Thursday, March 24, 2005

Vice President Dick Cheney, in public and private, is being urged by a small but growing number of conservatives to reconsider his refusal to run for president in 2008. So far, the vice president is unmoved by the fledgling Cheney-for-president boomlet.

“I’m not running for president in ‘08,” the vice president told columnist and TV host Lawrence Kudlow last week. “Four years from now, I don’t plan to be here.”

Yet Mr. Kudlow, along with fellow conservatives Fred Barnes of the Weekly Standard and Tod Lindberg of Policy Review, have written columns this month pining for a reversal by the vice president. They say his foreign-policy credentials make him the most qualified heir to Mr. Bush’s legacy of Middle East democratization.

“He’s the logical successor,” Mr. Barnes said. “He has the experience at the highest levels of government that no one else can match. And he is the embodiment, along with President Bush himself, of the achievements of the Bush administration.”

Former Sen. Alan Simpson of Wyoming, Mr. Cheney’s home state, scoffed at such talk. “It just ain’t gonna happen,” the Republican said. “And I don’t usually say things with that clarity, but I know him well, and I love the guy.”

What about other names being discussed for the Republican nomination in 2008? The list includes Sens. John McCain of Arizona, Bill Frist of Tennessee, and George Allen of Virginia; Massachusetts Gov. Mitt Romney, former New York Mayor Rudolph W. Giuliani, Secretary of State Condoleezza Rice and Florida Gov. Jeb Bush.

“It’s a field of strong individuals, each with a particular weakness,” Mr. Barnes said. “Every one of them seems to be weak in one area or another. I don’t think Cheney is.”

For example, some conservatives call Mr. McCain too much of a maverick, Mr. Frist too dull, Mr. Romney too moderate and Mr. Giuliani too liberal. Others call Miss Rice too pro-choice, Mr. Bush too close to his brother and Mr. Allen too unknown.

Conservatives acknowledge Mr. Cheney has his own shortcomings as a candidate. The vice president often jokes about his lack of charisma, although Cheney supporters argue that Americans value gravitas over charisma in times of war.
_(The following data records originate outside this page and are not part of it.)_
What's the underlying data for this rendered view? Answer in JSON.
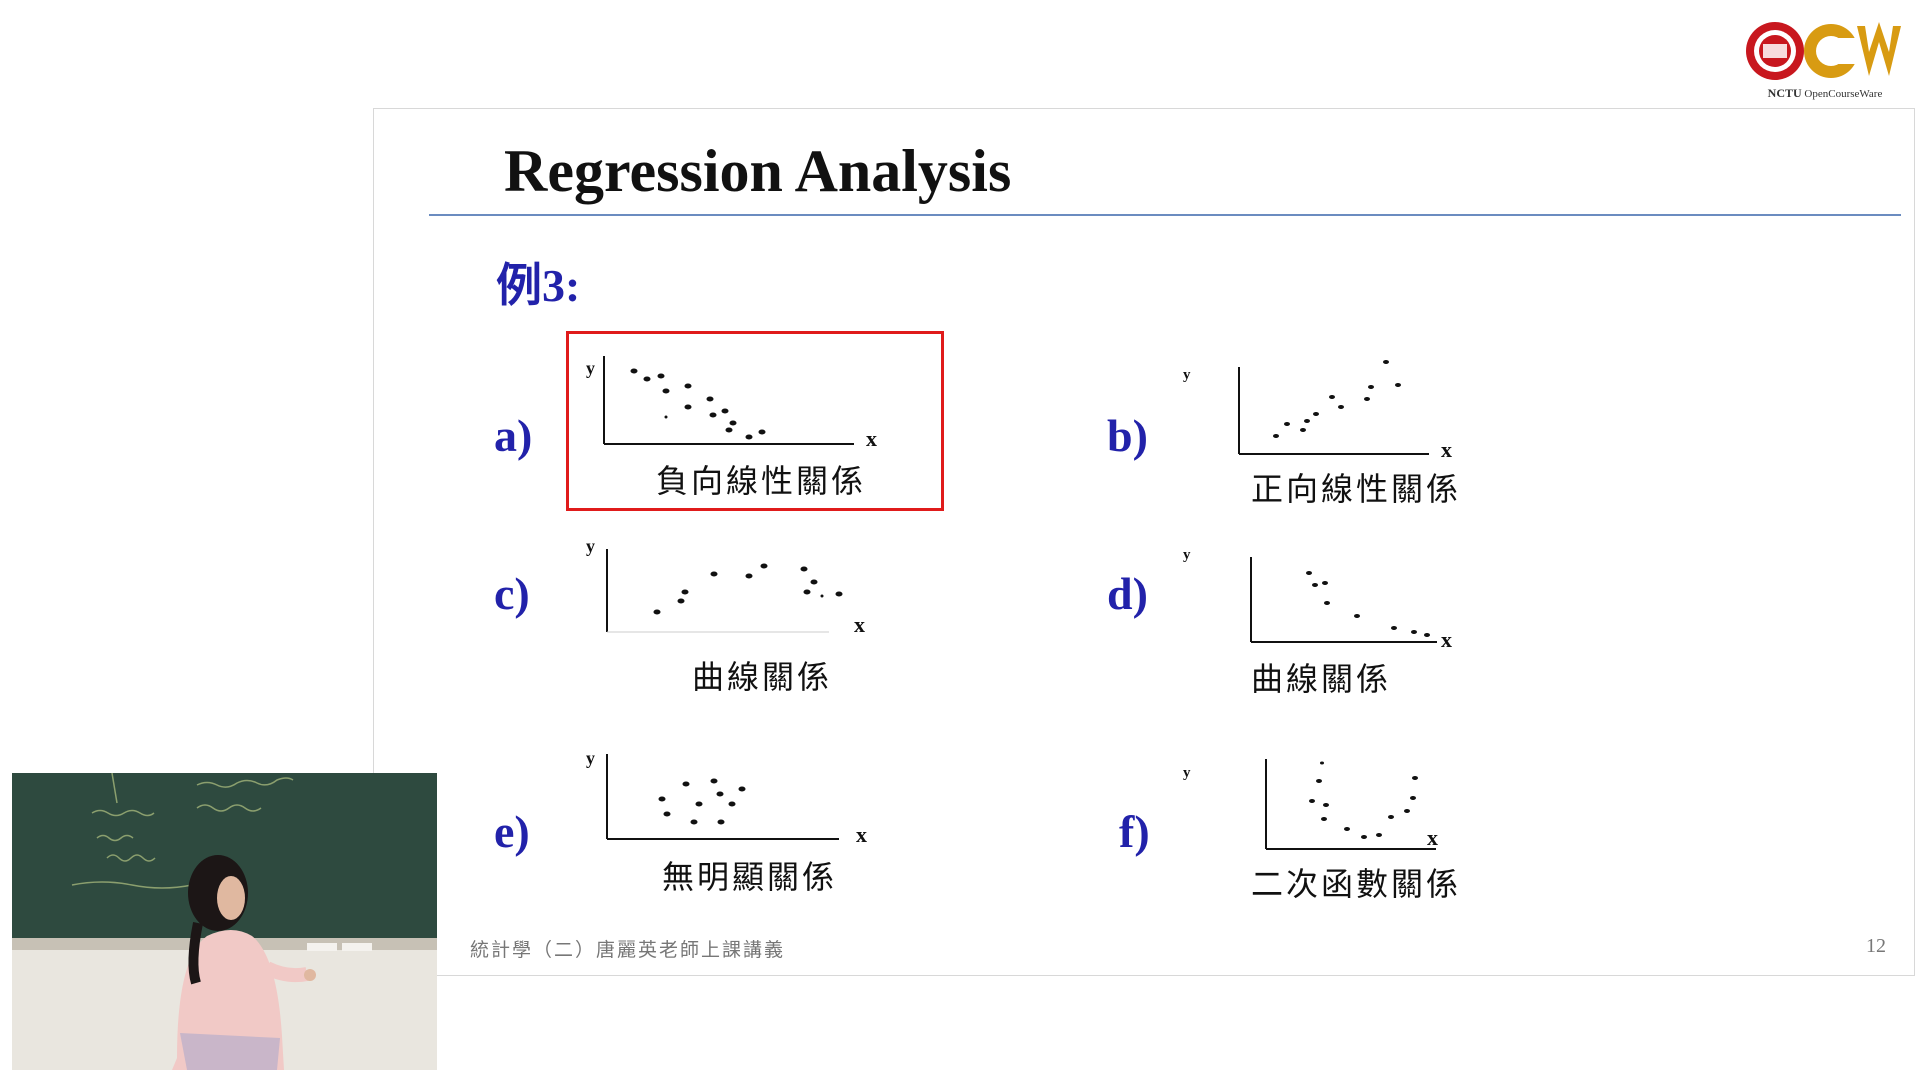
{
  "slide": {
    "title": "Regression Analysis",
    "example": "例3:",
    "footer": "統計學（二）唐麗英老師上課講義",
    "page_number": "12"
  },
  "panels": [
    {
      "id": "a",
      "label": "a)",
      "caption": "負向線性關係",
      "y_axis": "y",
      "x_axis": "x",
      "highlighted": true
    },
    {
      "id": "b",
      "label": "b)",
      "caption": "正向線性關係",
      "y_axis": "y",
      "x_axis": "x"
    },
    {
      "id": "c",
      "label": "c)",
      "caption": "曲線關係",
      "y_axis": "y",
      "x_axis": "x"
    },
    {
      "id": "d",
      "label": "d)",
      "caption": "曲線關係",
      "y_axis": "y",
      "x_axis": "x"
    },
    {
      "id": "e",
      "label": "e)",
      "caption": "無明顯關係",
      "y_axis": "y",
      "x_axis": "x"
    },
    {
      "id": "f",
      "label": "f)",
      "caption": "二次函數關係",
      "y_axis": "y",
      "x_axis": "x"
    }
  ],
  "logo": {
    "org": "NCTU",
    "name": "OpenCourseWare"
  },
  "colors": {
    "label_blue": "#2222aa",
    "highlight": "#e01b1b",
    "rule": "#6b8cc0"
  }
}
There is also the issue of his age. Mr. Cheney would be 67 by the time he would take office in 2009, or two years younger than Ronald Reagan was when he became president. Moreover, he has suffered four heart attacks.

Some Republicans worry that even if they convinced Mr. Cheney to run for president, their hopes could be dashed by a medical problem in the final months of the campaign. There is also a widespread expectation that Democrats would attack Mr. Cheney for his ties to Halliburton, an energy company with extensive contracts in Iraq. It’s one of many reasons liberals routinely disparage the vice president.

“They don’t dislike him,” Mr. Simpson said. “They hate him.”

Yet persistent Cheney supporters say the president could relieve Mr. Cheney of this conflict by publicly anointing him as his successor.

“You’ll need a lot of anointing oil — like a 55-gallon drum,” Mr. Simpson said. “No, he’s going to get back to Wyoming to fish and hunt and play with his grandkids.”